Mısır valisi idi sanırım , bir ayaklanma yapmıştı , osmanlı bastıramamış başka ülkelerden yardım istenmişti son olarakta mısır sorununa yol açmıştı diye biliyorum.
denilene göre, eğer 2.mahmutu indirip, devletin başına geçseydi, osmanlı devleti en az 300 yıl daha yaşarmış. sebebi de, osmanlının yapıp da düzgün uygulayamadığı ıslahatları, kendisinin uygulayabilmesi.
kütahya antlaşması ile kendisine vadedilen valilikler verilmemiştir. bunun üzerine önü ingiltere, fransa ve osmanlı tarafından kesilmiştir.
donanması osmanlının kendi topraklarını koruyamaması yüzünden yanmış, daha sonra suriye ve oğlu için adanayı istemiş ama buna karşılık 2. mahmuttan red alınca isyan çıkartmış eski mısır valisi. arnavut olduğu da söylenmektedir.
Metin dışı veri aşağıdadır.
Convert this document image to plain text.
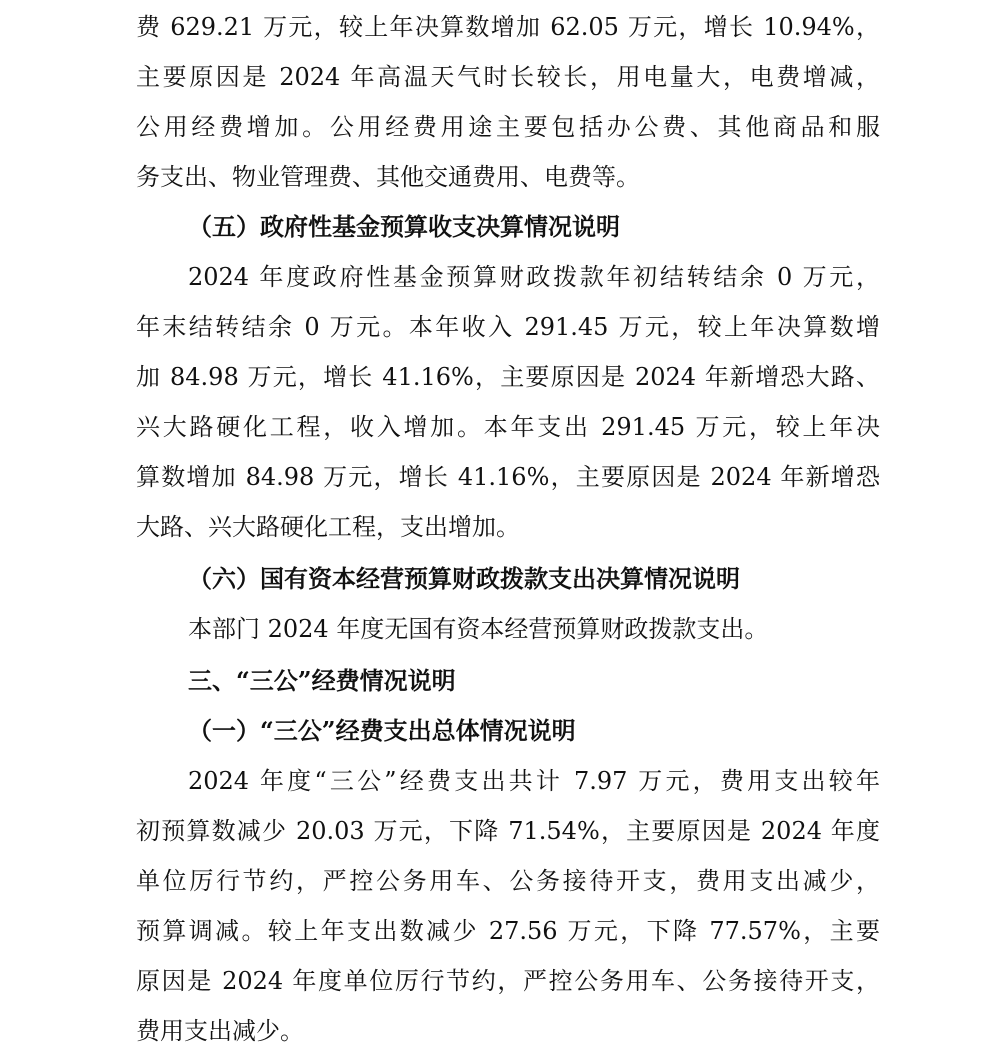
费 629.21 万元，较上年决算数增加 62.05 万元，增长 10.94%，
主要原因是 2024 年高温天气时长较长，用电量大，电费增减，
公用经费增加。公用经费用途主要包括办公费、其他商品和服
务支出、物业管理费、其他交通费用、电费等。
（五）政府性基金预算收支决算情况说明
2024 年度政府性基金预算财政拨款年初结转结余 0 万元，
年末结转结余 0 万元。本年收入 291.45 万元，较上年决算数增
加 84.98 万元，增长 41.16%，主要原因是 2024 年新增恐大路、
兴大路硬化工程，收入增加。本年支出 291.45 万元，较上年决
算数增加 84.98 万元，增长 41.16%，主要原因是 2024 年新增恐
大路、兴大路硬化工程，支出增加。
（六）国有资本经营预算财政拨款支出决算情况说明
本部门 2024 年度无国有资本经营预算财政拨款支出。
三、“三公”经费情况说明
（一）“三公”经费支出总体情况说明
2024 年度“三公”经费支出共计 7.97 万元，费用支出较年
初预算数减少 20.03 万元，下降 71.54%，主要原因是 2024 年度
单位厉行节约，严控公务用车、公务接待开支，费用支出减少，
预算调减。较上年支出数减少 27.56 万元，下降 77.57%，主要
原因是 2024 年度单位厉行节约，严控公务用车、公务接待开支，
费用支出减少。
kendisi mısırda valiyken hem ekonomik hem askeri alanda çok yararlı reformlara imza atmıştır ve mısırı osmanlının yardım isteyeceği bir yer kadar genişletmiştir. bu adam amacına ulaşıp osmanlıyı alsa neler olurdu çok merak ediyorum, belki de şu an dünyanın en iyi devletlerinden birisi olabilirdik.
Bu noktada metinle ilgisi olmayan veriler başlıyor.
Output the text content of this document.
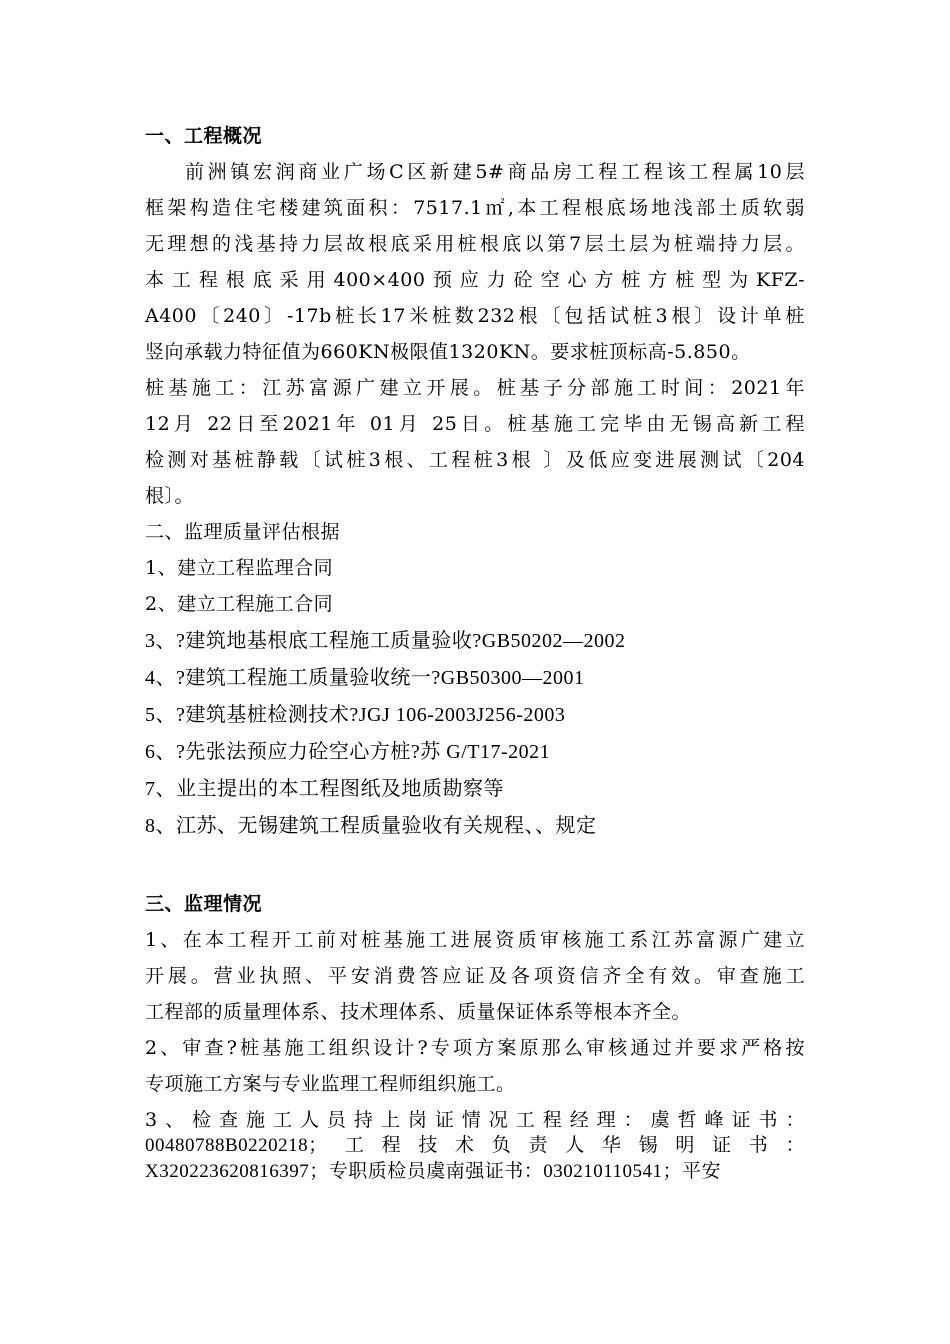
一、工程概况
前洲镇宏润商业广场C区新建5#商品房工程工程该工程属10层
框架构造住宅楼建筑面积：7517.1㎡,本工程根底场地浅部土质软弱
无理想的浅基持力层故根底采用桩根底以第7层土层为桩端持力层。
本工程根底采用400×400预应力砼空心方桩方桩型为KFZ-
A400〔240〕-17b桩长17米桩数232根〔包括试桩3根〕设计单桩
竖向承载力特征值为660KN极限值1320KN。要求桩顶标高-5.850。
桩基施工：江苏富源广建立开展。桩基子分部施工时间：2021年
12月 22日至2021年 01月 25日。桩基施工完毕由无锡高新工程
检测对基桩静载〔试桩3根、工程桩3根 〕及低应变进展测试〔204
根〕。
二、监理质量评估根据
1、建立工程监理合同
2、建立工程施工合同
3、?建筑地基根底工程施工质量验收?GB50202—2002
4、?建筑工程施工质量验收统一?GB50300—2001
5、?建筑基桩检测技术?JGJ 106-2003J256-2003
6、?先张法预应力砼空心方桩?苏 G/T17-2021
7、业主提出的本工程图纸及地质勘察等
8、江苏、无锡建筑工程质量验收有关规程、、规定
三、监理情况
1、在本工程开工前对桩基施工进展资质审核施工系江苏富源广建立
开展。营业执照、平安消费答应证及各项资信齐全有效。审查施工
工程部的质量理体系、技术理体系、质量保证体系等根本齐全。
2、审查?桩基施工组织设计?专项方案原那么审核通过并要求严格按
专项施工方案与专业监理工程师组织施工。
3、检查施工人员持上岗证情况工程经理：虞哲峰证书：
00480788B0220218；工程技术负责人华锡明证书：
X320223620816397；专职质检员虞南强证书：030210110541；平安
valisi olduğu imparatorluğu taa kahire'den çıkıp oradan filistin oradan suriye oradan nizip savaşıyla osmanlı ordusunu dağıtıp ve oradan da taa kütahya'ya kadar geldi ve karargah kurdu. eğer ingiltere engellemese valisi olduğu imparatorluğu dağıtıp yeniden reforme edecekti. böyle büyük bir ıslahatçı ve komutandı.